Upon logging into Stagweb Tuesday morning, seniors were greeted with news many found disappointing: Fairfield will not be holding a 200 Nights event this year.

“It is unfortunate that 200 Nights was cancelled, as it was an event that many seniors enjoyed in past years,” senior Class Council representative Lou Spadaro ’06 wrote in an e-mail.

According to the Stagweb announcement, sent by Spadaro, Steve Tyburski, and Matt McKenzie of the senior class council, “The University will not sponsor this event due to liability issues.”

Spadaro added that “we [the class council] have heard a number of feelings expressed by our classmates who were upset hearing about the cancellation.”

The news follows a letter sent by adminstrators late this summerto beach students and their parents informing them that they would not be allowed to hold Mock Wedding events later this year.

“We’d like to have some things during the year to make our senior year memorable other than the Grape,” said Melissa Ringer ’06 and Kara O’Connell ’06.

Many students are unfamiliar with the history of the event, very little of which actually involves the University.

“Events like 200 nights never used to be ‘official’ University events,” said Dean of Students Mark Reed. “They were run and organized by individual students, who often assumed significant personal risk and liability.”

According to Matt Dinnan, associate dean of students, the University only became involved about five years ago when a Fairfield student signed a contract with an outside catering company for a 200 Nights type of event. The student told the company that the event was a university function, which it in fact was not.

The catering company contacted Fairfield for verification and payment, and it was at this point that the university stepped in. They decided to assist students by providing buses and making sure that there was an EMT and Public Safety presence at the event.
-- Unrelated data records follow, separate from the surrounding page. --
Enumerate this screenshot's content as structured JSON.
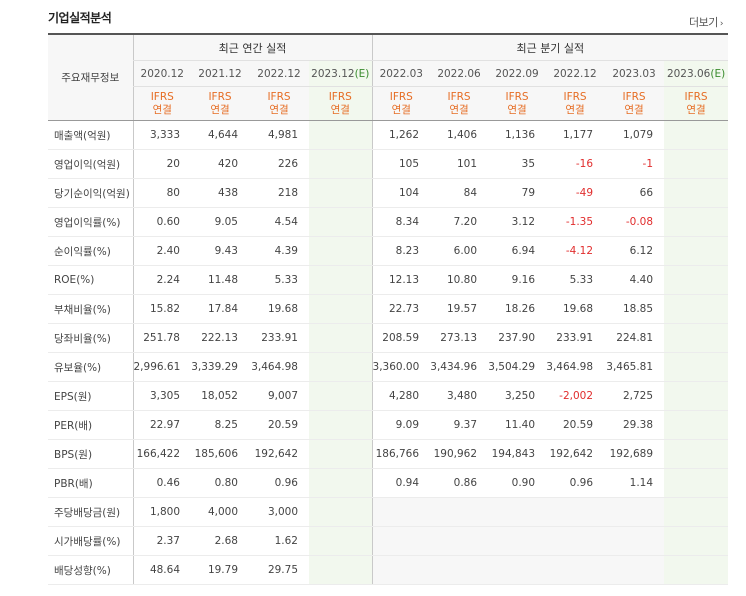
{
  "section_title": "기업실적분석",
  "more_link": "더보기",
  "header": {
    "row_label": "주요재무정보",
    "annual_group": "최근 연간 실적",
    "quarter_group": "최근 분기 실적",
    "annual_periods": [
      "2020.12",
      "2021.12",
      "2022.12",
      "2023.12"
    ],
    "annual_est_suffix": "(E)",
    "quarter_periods": [
      "2022.03",
      "2022.06",
      "2022.09",
      "2022.12",
      "2023.03",
      "2023.06"
    ],
    "quarter_est_suffix": "(E)",
    "ifrs": "IFRS",
    "consolidated": "연결"
  },
  "rows": [
    {
      "label": "매출액(억원)",
      "values": [
        "3,333",
        "4,644",
        "4,981",
        "",
        "1,262",
        "1,406",
        "1,136",
        "1,177",
        "1,079",
        ""
      ]
    },
    {
      "label": "영업이익(억원)",
      "values": [
        "20",
        "420",
        "226",
        "",
        "105",
        "101",
        "35",
        "-16",
        "-1",
        ""
      ]
    },
    {
      "label": "당기순이익(억원)",
      "values": [
        "80",
        "438",
        "218",
        "",
        "104",
        "84",
        "79",
        "-49",
        "66",
        ""
      ]
    },
    {
      "label": "영업이익률(%)",
      "values": [
        "0.60",
        "9.05",
        "4.54",
        "",
        "8.34",
        "7.20",
        "3.12",
        "-1.35",
        "-0.08",
        ""
      ]
    },
    {
      "label": "순이익률(%)",
      "values": [
        "2.40",
        "9.43",
        "4.39",
        "",
        "8.23",
        "6.00",
        "6.94",
        "-4.12",
        "6.12",
        ""
      ]
    },
    {
      "label": "ROE(%)",
      "values": [
        "2.24",
        "11.48",
        "5.33",
        "",
        "12.13",
        "10.80",
        "9.16",
        "5.33",
        "4.40",
        ""
      ]
    },
    {
      "label": "부채비율(%)",
      "values": [
        "15.82",
        "17.84",
        "19.68",
        "",
        "22.73",
        "19.57",
        "18.26",
        "19.68",
        "18.85",
        ""
      ]
    },
    {
      "label": "당좌비율(%)",
      "values": [
        "251.78",
        "222.13",
        "233.91",
        "",
        "208.59",
        "273.13",
        "237.90",
        "233.91",
        "224.81",
        ""
      ]
    },
    {
      "label": "유보율(%)",
      "values": [
        "2,996.61",
        "3,339.29",
        "3,464.98",
        "",
        "3,360.00",
        "3,434.96",
        "3,504.29",
        "3,464.98",
        "3,465.81",
        ""
      ]
    },
    {
      "label": "EPS(원)",
      "values": [
        "3,305",
        "18,052",
        "9,007",
        "",
        "4,280",
        "3,480",
        "3,250",
        "-2,002",
        "2,725",
        ""
      ]
    },
    {
      "label": "PER(배)",
      "values": [
        "22.97",
        "8.25",
        "20.59",
        "",
        "9.09",
        "9.37",
        "11.40",
        "20.59",
        "29.38",
        ""
      ]
    },
    {
      "label": "BPS(원)",
      "values": [
        "166,422",
        "185,606",
        "192,642",
        "",
        "186,766",
        "190,962",
        "194,843",
        "192,642",
        "192,689",
        ""
      ]
    },
    {
      "label": "PBR(배)",
      "values": [
        "0.46",
        "0.80",
        "0.96",
        "",
        "0.94",
        "0.86",
        "0.90",
        "0.96",
        "1.14",
        ""
      ]
    },
    {
      "label": "주당배당금(원)",
      "values": [
        "1,800",
        "4,000",
        "3,000",
        "",
        "",
        "",
        "",
        "",
        "",
        ""
      ]
    },
    {
      "label": "시가배당률(%)",
      "values": [
        "2.37",
        "2.68",
        "1.62",
        "",
        "",
        "",
        "",
        "",
        "",
        ""
      ]
    },
    {
      "label": "배당성향(%)",
      "values": [
        "48.64",
        "19.79",
        "29.75",
        "",
        "",
        "",
        "",
        "",
        "",
        ""
      ]
    }
  ],
  "colors": {
    "accent_orange": "#e66d24",
    "negative_red": "#e12d2d",
    "estimate_green": "#3a8c2e",
    "estimate_bg": "#f2f8ee"
  }
}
Dinnan said that at the event there was very little food, and that emphasis seemed to be on alcohol. It was Fairfield’s hope if FUSA and the Class Council were involved in planning 200 Nights in the future, the event would gain the structure it lacked.

“Despite some good intentions and efforts,” Reed wrote of FUSA’s involvement, “it was not ultimately successful.”

Spadaro said the class council was told in early September that 200 Nights would not be sponsored by the University “due to issues arising from previous years.”

Last year’s 200 Nights was held aboard a boat that left from the New York Harbor. Transportation was provided by the University. On its trip back to Fairfield, one of the buses was involved in an accident before becoming lodged under an overpass on FDR drive, a cars-only roadway leading out of Manhattan. Students on the affected bus did not return back to campus until after 6 a.m.

According to Dinnan, the bus incident was not the sole factor in the university’s decision to step out of the event this year, but it did add another dimenson.

The largest issue was the fact that the main draw of 200 Nights seemed to be drinking, rather than socializing.

“The event, as I understand it, became an excuse to consume excessive amounts of alcohol, often with few controls in place,” Reed said.

Dinnan met with senior Class Council representatives Spadaro,Tyburski, and McKenzie last week to discuss the issue of 200 Nights.

“We looked to see if we could possibly hold the event at another location closer to the school or perhaps on campus,” Spadaro added, “however after a meeting with administration, we found out it would be unable to occur.”

According to Spadaro, the final decision to cancel the event was made by administration.

“After evaluating the problems that occurred, we don’t have the mechanisms to sponsor an event the way we would like to,” Dinnan said. “Because of that, I think it’s best not to sponsor it.”

Some students understand the reasoning for the decision.

“I’m disappointed that it’s not happening this year,” said Molly Harris ’06, “but Fairfield students act irresponsibly and it’s their fault the University won’t sponsor it.”

In the Stagweb announcement, the Class Council representatives wrote that they “are currently exploring alternatives to get the Senior Class together, as a whole, with an event that will be entertaining, uniting, and safe.”

Spadaro said that the Class Council hopes to plan an event for the spring semester that will be sponsored by the school.

“We hope that a good alternative will come up,” said Ringer and O’Connell.

Current ideas include a trip to Foxwoods or a ski trip weekend. Student are encouraged to share their ideas through Oct. 24.

“The purpose of a class event is to bring unity to a class,” Dinnan said, “but not with an emphasis on drinking.”